My colleagues and I sometimes joke that it’s a small Wake Forest world – meaning, you might be on vacation somewhere and see someone in a WFU hat, or find out in casual conversation that you and a friend have a connection to some other Wake person that you never knew you did.  Today is one of those small Wake Forest world days.

There is an article in the Huffington Post today about a legendary, famous commencement speech given at Kenyon College by novelist David Foster Wallace in 2005, and there is a Wake Forest connection.  Evidently the Kenyon student who had a major role in getting him to be the commencement speaker is now a faculty member in our English department, Meredith Farmer.  [Before I go any further, a warning to you, good readers.  The Huffington Post article drops the F-bomb.  Read at your discretion.]

The article, which you can read here, tells the story of how David Foster Wallace came to be the Kenyon commencement speaker, and in the article is a link to a YouTube video of the speech.  It is not live video, it is audio overtop a still photo of him at a podium, with occasional quotes from his speech appearing.

The speech is almost 23 minutes long.  It has been hailed by many as one of the all-time best commencement speeches.  It begins with this:

“There are these two young fish swimming along, and they happen to meet an older fish swimming the other way, who nods at them and says, ‘Morning, boys, how’s the water?’ And the two young fish swim on for a bit, and then eventually one of them looks over at the other and goes, ‘What the hell is water?'”

He talks about the value of a liberal arts degree in teaching you to choose what you want to think – whether to accept your default settings, or whether you will apply a different lens to your interpretations.  He talks about the tedium of adult life – the stuff no one tells college kids as they graduate, but the stuff all the parents have experienced.  He talks about being careful of what you choose to worship in life – money, beauty, youth – and what freedom is:

“The freedom to be lords of our own tiny skull-sized kingdoms, alone at the center of all creation.
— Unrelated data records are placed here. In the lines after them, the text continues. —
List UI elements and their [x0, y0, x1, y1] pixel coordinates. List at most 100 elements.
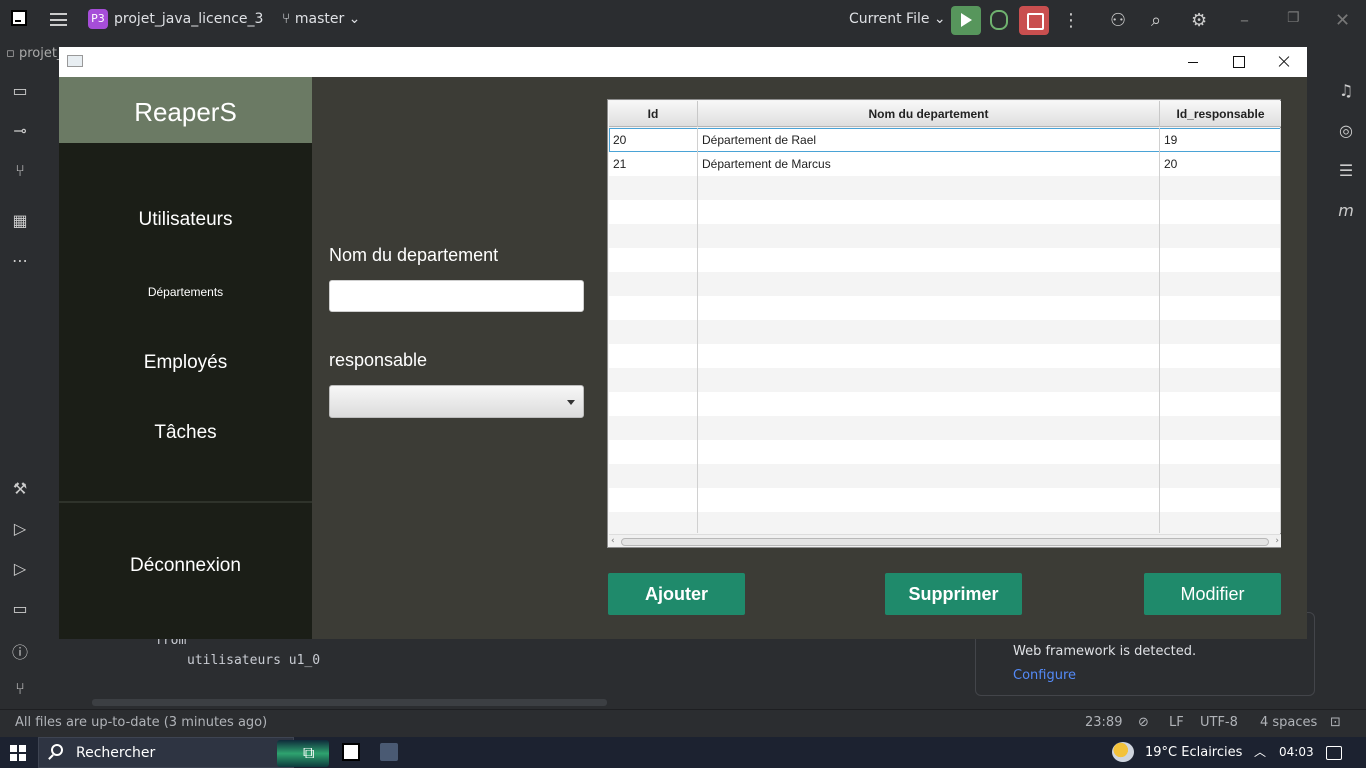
table-row-empty[interactable]	[609, 320, 1281, 344]
table-cell-manager_id[interactable]	[1160, 464, 1281, 488]
nav-utilisateurs[interactable]: Utilisateurs	[59, 209, 312, 231]
table-cell-name[interactable]	[698, 200, 1160, 224]
table-cell-name[interactable]	[698, 272, 1160, 296]
ai-assistant-icon[interactable]: ◎	[1336, 121, 1356, 140]
weather-icon[interactable]	[1112, 742, 1134, 762]
table-cell-id[interactable]	[609, 344, 698, 368]
maven-icon[interactable]: m	[1336, 201, 1356, 220]
table-row[interactable]: 20 Département de Rael 19	[609, 128, 1281, 152]
more-tools-icon[interactable]: ⋯	[10, 251, 30, 270]
table-cell-id[interactable]	[609, 272, 698, 296]
table-cell-manager_id[interactable]: 20	[1160, 152, 1281, 176]
rerun-button[interactable]	[951, 6, 981, 35]
table-cell-manager_id[interactable]	[1160, 320, 1281, 344]
tray-chevron-up-icon[interactable]: ︿	[1254, 743, 1272, 761]
debug-icon[interactable]	[990, 10, 1008, 30]
table-row-empty[interactable]	[609, 368, 1281, 392]
table-cell-name[interactable]	[698, 344, 1160, 368]
table-cell-name[interactable]	[698, 392, 1160, 416]
table-cell-id[interactable]	[609, 464, 698, 488]
table-cell-manager_id[interactable]	[1160, 392, 1281, 416]
table-cell-id[interactable]	[609, 440, 698, 464]
table-row-empty[interactable]	[609, 464, 1281, 488]
table-cell-manager_id[interactable]	[1160, 200, 1281, 224]
table-cell-name[interactable]: Département de Rael	[698, 128, 1160, 152]
manager-select[interactable]	[329, 385, 584, 418]
table-cell-manager_id[interactable]	[1160, 368, 1281, 392]
ide-maximize-icon[interactable]: ❐	[1287, 10, 1300, 26]
table-cell-manager_id[interactable]	[1160, 512, 1281, 533]
caret-position[interactable]: 23:89	[1085, 715, 1122, 730]
logout-button[interactable]: Déconnexion	[59, 555, 312, 577]
line-ending[interactable]: LF	[1169, 715, 1184, 730]
table-cell-manager_id[interactable]	[1160, 296, 1281, 320]
table-cell-id[interactable]	[609, 224, 698, 248]
department-name-input[interactable]	[329, 280, 584, 312]
table-row-empty[interactable]	[609, 392, 1281, 416]
table-row-empty[interactable]	[609, 512, 1281, 533]
editor-horizontal-scrollbar[interactable]	[92, 699, 607, 706]
table-row-empty[interactable]	[609, 176, 1281, 200]
editor-tab[interactable]: ▫ projet_	[6, 46, 63, 61]
ide-close-icon[interactable]: ✕	[1335, 10, 1350, 31]
minimize-button[interactable]	[1183, 52, 1203, 72]
git-icon[interactable]: ⑂	[10, 679, 30, 698]
table-row-empty[interactable]	[609, 272, 1281, 296]
stop-button[interactable]	[1019, 6, 1049, 35]
intellij-taskbar-icon[interactable]	[342, 743, 360, 761]
read-only-lock-icon[interactable]: ⊡	[1330, 715, 1341, 730]
add-user-icon[interactable]: ⚇	[1110, 10, 1126, 31]
pull-requests-icon[interactable]: ⑂	[10, 161, 30, 180]
clock[interactable]: 04:03	[1279, 745, 1314, 759]
windows-start-icon[interactable]	[10, 745, 26, 761]
table-cell-name[interactable]	[698, 464, 1160, 488]
table-row-empty[interactable]	[609, 488, 1281, 512]
table-cell-name[interactable]	[698, 512, 1160, 533]
table-cell-id[interactable]	[609, 248, 698, 272]
close-button[interactable]	[1274, 52, 1294, 72]
no-inspections-icon[interactable]: ⊘	[1138, 715, 1149, 730]
table-cell-id[interactable]	[609, 416, 698, 440]
table-cell-name[interactable]	[698, 224, 1160, 248]
table-horizontal-scrollbar[interactable]: ‹ ›	[609, 534, 1281, 547]
table-cell-id[interactable]	[609, 320, 698, 344]
configure-link[interactable]: Configure	[1013, 668, 1076, 683]
weather-text[interactable]: 19°C Eclaircies	[1145, 745, 1242, 760]
table-cell-name[interactable]: Département de Marcus	[698, 152, 1160, 176]
table-cell-manager_id[interactable]	[1160, 488, 1281, 512]
table-cell-manager_id[interactable]	[1160, 272, 1281, 296]
java-app-taskbar-icon[interactable]	[380, 743, 398, 761]
taskbar-search[interactable]: Rechercher	[38, 737, 329, 768]
table-row-empty[interactable]	[609, 440, 1281, 464]
table-cell-name[interactable]	[698, 368, 1160, 392]
table-cell-id[interactable]	[609, 176, 698, 200]
table-row-empty[interactable]	[609, 248, 1281, 272]
table-cell-name[interactable]	[698, 320, 1160, 344]
table-cell-name[interactable]	[698, 248, 1160, 272]
table-cell-id[interactable]	[609, 296, 698, 320]
table-cell-manager_id[interactable]	[1160, 176, 1281, 200]
table-cell-manager_id[interactable]	[1160, 416, 1281, 440]
project-badge[interactable]: P3	[88, 9, 108, 29]
indent-setting[interactable]: 4 spaces	[1260, 715, 1317, 730]
table-row[interactable]: 21 Département de Marcus 20	[609, 152, 1281, 176]
delete-button[interactable]: Supprimer	[885, 573, 1022, 615]
table-cell-id[interactable]	[609, 200, 698, 224]
structure-icon[interactable]: ▦	[10, 211, 30, 230]
notification-center-icon[interactable]	[1326, 746, 1342, 760]
table-cell-id[interactable]	[609, 488, 698, 512]
problems-icon[interactable]: ⓘ	[10, 639, 30, 662]
table-cell-name[interactable]	[698, 296, 1160, 320]
task-view-icon[interactable]: ⧉	[303, 743, 321, 762]
scroll-left-arrow-icon[interactable]: ‹	[611, 536, 615, 546]
database-icon[interactable]: ☰	[1336, 161, 1356, 180]
search-icon[interactable]: ⌕	[1151, 10, 1161, 31]
table-cell-manager_id[interactable]: 19	[1160, 128, 1281, 152]
commit-icon[interactable]: ⊸	[10, 121, 30, 140]
table-row-empty[interactable]	[609, 416, 1281, 440]
maximize-button[interactable]	[1228, 52, 1248, 72]
table-cell-id[interactable]: 21	[609, 152, 698, 176]
nav-taches[interactable]: Tâches	[59, 422, 312, 444]
intellij-logo-icon[interactable]	[11, 10, 27, 26]
table-cell-manager_id[interactable]	[1160, 440, 1281, 464]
This kind of freedom has much to recommend it. But of course there are all different kinds of freedom, and the kind that is most precious you will not hear much talked about in the great outside world of winning and achieving and displaying. The really important kind of freedom involves attention, and awareness, and discipline, and effort, and being able truly to care about other people and to sacrifice for them, over and over, in myriad petty little unsexy ways, every day. That is real freedom.”

It is raw, and sometimes painful.  I have to admit I was conflicted at times listening to it, but in the end I found it amazing.

Take a listen to his speech and read the article if you wish.  It might be the best 23 minutes I have spent today.  His speech reminded me that we always have the power to choose what to think, or to let ourselves get sapped by our own day-to-day drudgery vs. thinking more broadly and kindly about the world.  We get to choose that.  But we have to be aware to do so.

And if you don’t have 23 minutes or this sort of thing is not your jam, then just marvel for a moment that at the center of this acclaimed speech was a Kenyon English-philosophy double major who found her way to Wake Forest to teach.